I opened !4#3773 for this issue (in the general case, not just for sums). I think it's extremely high-priority. (I know Sebastian, Kyle, Mario and Scott are well aware of this ... thank you for thinking about it and also for explaining it carefully!)

Patrick Massot (May 04 2023 at 16:54):

@Kyle Miller does your pretty-printing magic trick also fix infi for Finset, as in ⨅ i ∈ s, f i not displaying ⨅ i, ⨅ h, f i?

Eric Wieser (May 04 2023 at 17:11):

I think this is a problem in general for ⨅ h : P, _ where P : Prop, and isn't restricted to finsets

Patrick Massot (May 04 2023 at 17:34):

No problem, I'd tolerate a fully general solution.

Kyle Miller (May 06 2023 at 00:59):

@Scott Morrison Here's a potential general-ish solution for simple dot notation delaborators mathlib4#3811

Kyle Miller (May 06 2023 at 01:09):

A big thing it does is define a delaborator that pretty prints projections in general with collapsed parent projections, so x.toC.toB.toA.val is x.val. It still has the limitation of the original version, where it can't handle projections that take any additional arguments.

The other thing it does is define a command so that you can get dot notation to work for specific functions, either projections that take additional arguments or functions that are used as generalized fields. For example, pp_extended_field_notation Prefunctor.obj for the first and pp_extended_field_notation Iso.app for the second.
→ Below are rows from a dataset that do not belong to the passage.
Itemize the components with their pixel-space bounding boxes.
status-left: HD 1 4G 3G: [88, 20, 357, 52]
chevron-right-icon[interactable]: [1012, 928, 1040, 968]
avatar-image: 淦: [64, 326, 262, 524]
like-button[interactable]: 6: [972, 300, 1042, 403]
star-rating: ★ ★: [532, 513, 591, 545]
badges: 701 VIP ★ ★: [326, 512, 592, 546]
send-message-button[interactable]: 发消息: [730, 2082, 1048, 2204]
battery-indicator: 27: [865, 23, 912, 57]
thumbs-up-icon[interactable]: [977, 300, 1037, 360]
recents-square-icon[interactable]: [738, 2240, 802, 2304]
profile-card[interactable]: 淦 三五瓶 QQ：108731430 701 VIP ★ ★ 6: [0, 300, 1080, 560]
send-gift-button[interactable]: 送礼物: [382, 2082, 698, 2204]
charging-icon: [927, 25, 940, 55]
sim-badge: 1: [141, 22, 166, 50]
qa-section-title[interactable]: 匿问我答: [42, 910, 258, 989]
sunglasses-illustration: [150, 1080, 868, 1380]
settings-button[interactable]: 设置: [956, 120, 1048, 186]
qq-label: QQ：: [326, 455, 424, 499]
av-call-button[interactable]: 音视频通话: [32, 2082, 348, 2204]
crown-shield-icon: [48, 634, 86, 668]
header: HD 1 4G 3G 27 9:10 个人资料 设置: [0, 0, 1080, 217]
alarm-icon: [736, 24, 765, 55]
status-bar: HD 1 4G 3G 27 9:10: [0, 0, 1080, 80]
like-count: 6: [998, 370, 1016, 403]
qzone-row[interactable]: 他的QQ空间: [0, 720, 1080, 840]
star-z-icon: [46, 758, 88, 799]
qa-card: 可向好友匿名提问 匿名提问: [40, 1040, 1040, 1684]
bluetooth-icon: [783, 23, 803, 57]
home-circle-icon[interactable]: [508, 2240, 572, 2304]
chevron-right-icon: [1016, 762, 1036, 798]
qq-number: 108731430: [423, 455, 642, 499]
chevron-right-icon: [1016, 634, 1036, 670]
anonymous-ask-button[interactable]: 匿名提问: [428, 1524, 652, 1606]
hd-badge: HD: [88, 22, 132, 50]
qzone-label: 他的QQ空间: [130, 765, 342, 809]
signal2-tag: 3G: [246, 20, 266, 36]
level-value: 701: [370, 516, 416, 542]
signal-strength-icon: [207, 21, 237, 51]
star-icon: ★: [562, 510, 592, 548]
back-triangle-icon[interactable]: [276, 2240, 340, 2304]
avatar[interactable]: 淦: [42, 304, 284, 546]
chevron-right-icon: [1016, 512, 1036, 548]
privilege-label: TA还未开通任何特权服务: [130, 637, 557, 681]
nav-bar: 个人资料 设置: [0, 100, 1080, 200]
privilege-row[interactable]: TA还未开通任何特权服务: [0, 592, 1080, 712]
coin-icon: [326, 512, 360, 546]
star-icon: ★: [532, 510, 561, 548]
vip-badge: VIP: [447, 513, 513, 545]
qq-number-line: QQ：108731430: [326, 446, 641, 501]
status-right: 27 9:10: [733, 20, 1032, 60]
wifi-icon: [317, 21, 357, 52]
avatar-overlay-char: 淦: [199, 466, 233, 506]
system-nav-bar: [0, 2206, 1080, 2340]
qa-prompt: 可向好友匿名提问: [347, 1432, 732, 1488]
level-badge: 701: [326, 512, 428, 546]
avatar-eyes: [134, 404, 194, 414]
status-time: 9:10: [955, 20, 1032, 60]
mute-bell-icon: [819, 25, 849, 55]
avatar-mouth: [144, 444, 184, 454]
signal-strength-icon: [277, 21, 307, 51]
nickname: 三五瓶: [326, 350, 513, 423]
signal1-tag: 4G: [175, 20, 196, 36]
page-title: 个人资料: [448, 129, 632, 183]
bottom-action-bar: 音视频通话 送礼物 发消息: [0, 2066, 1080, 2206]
These interact with the projection delaborator, so, if F is a functor, then F.obj pretty prints as F.obj.

There's a little hack to get this last part to work, where it adds an extra rule that x.toPrefunctor.obj should be x.obj, no matter what x is. This is because the projection delaborator only collapses parent projections up to the last one. That is, x.toC.toB.toA is still x.toA, so you need to get rid of that last toA somehow. Since pp_extended_field_notation is defining an app unexpander, which is a syntax->syntax transformation, this extra rule is not guaranteed to be correct, though in practice it shouldn't be a problem.